[time-nuts] Space mission comes to an end because of a "computer time tagging" problem

Hal Murray hmurray at megapathdsl.net
Sat Sep 21 22:41:09 EDT 2013


jimlux at earthlink.net said:
> Then on the ground, we time tag  (with an atomic clock) when the telemetry
> frame is received. (giving you "Earth Received Time" or ERT)  Someone on the
> ground does a process of time correlation figuring out what spacecraft time
> corresponds to what TAI time, allowing for the various factors like the
> light time from spacecraft to the earth station.

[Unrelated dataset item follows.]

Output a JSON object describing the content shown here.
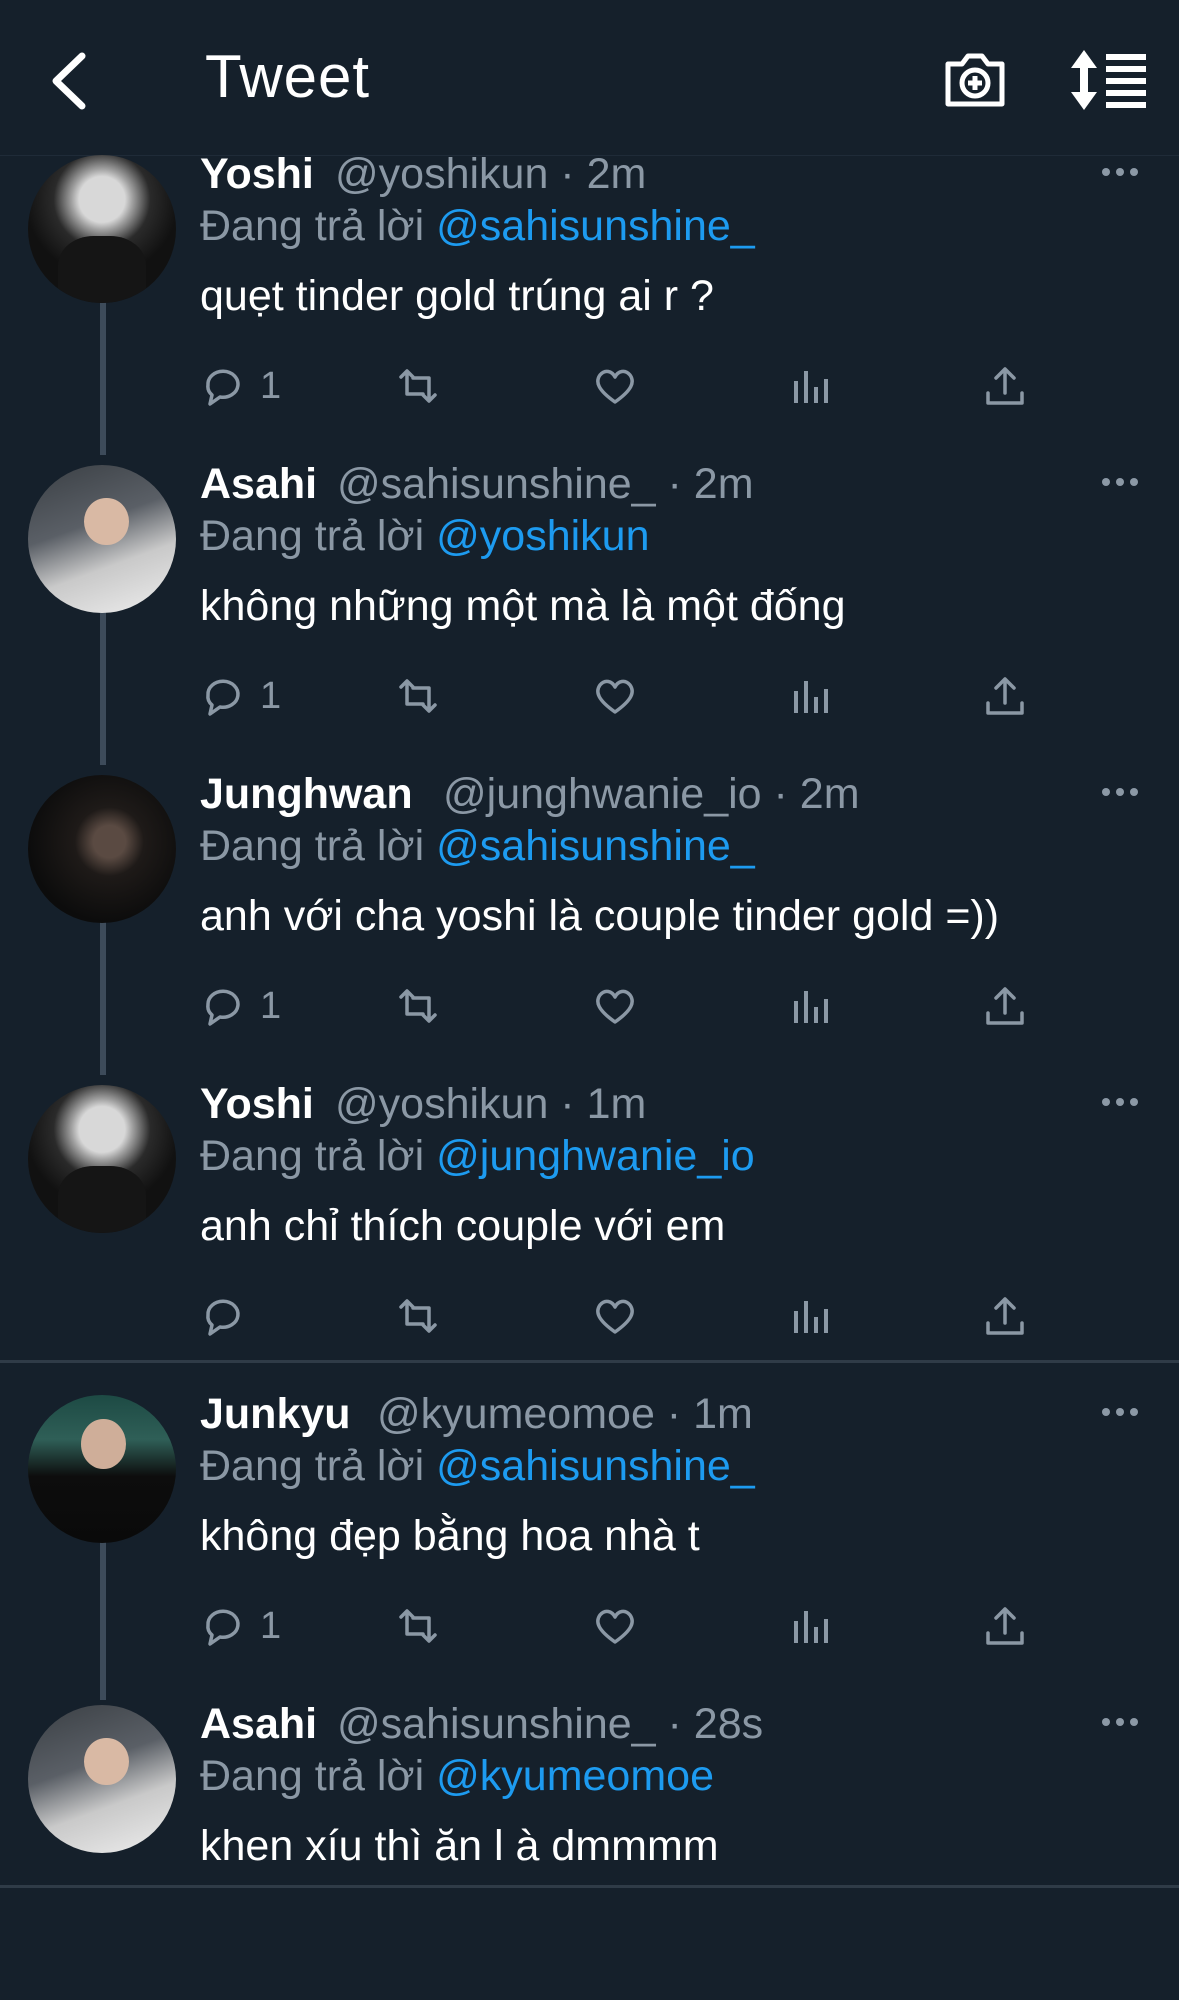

A friend works at the VLA.
  http://en.wikipedia.org/wiki/Very_Large_Array
They occasionally cooperate with NASA.  He told me roughly the following 
story.

NASA wanted a second opinion on the location of one of their probes out near 
Jupiter or Saturn or ???  No problem.  They collected some data and fed it to 
the computers.  NASA didn't like the answer.  It was way off.  After the 
appropriate amount of head scratching, the VLA geeks figured out that this 
was the first time that they had used that software to look at something that 
was within the solar system.  They fixed it to do the blue-shift corrections 
from "nearby" rather than infinity.  NASA was very happy with the revised 
answer.


-- 
These are my opinions.  I hate spam.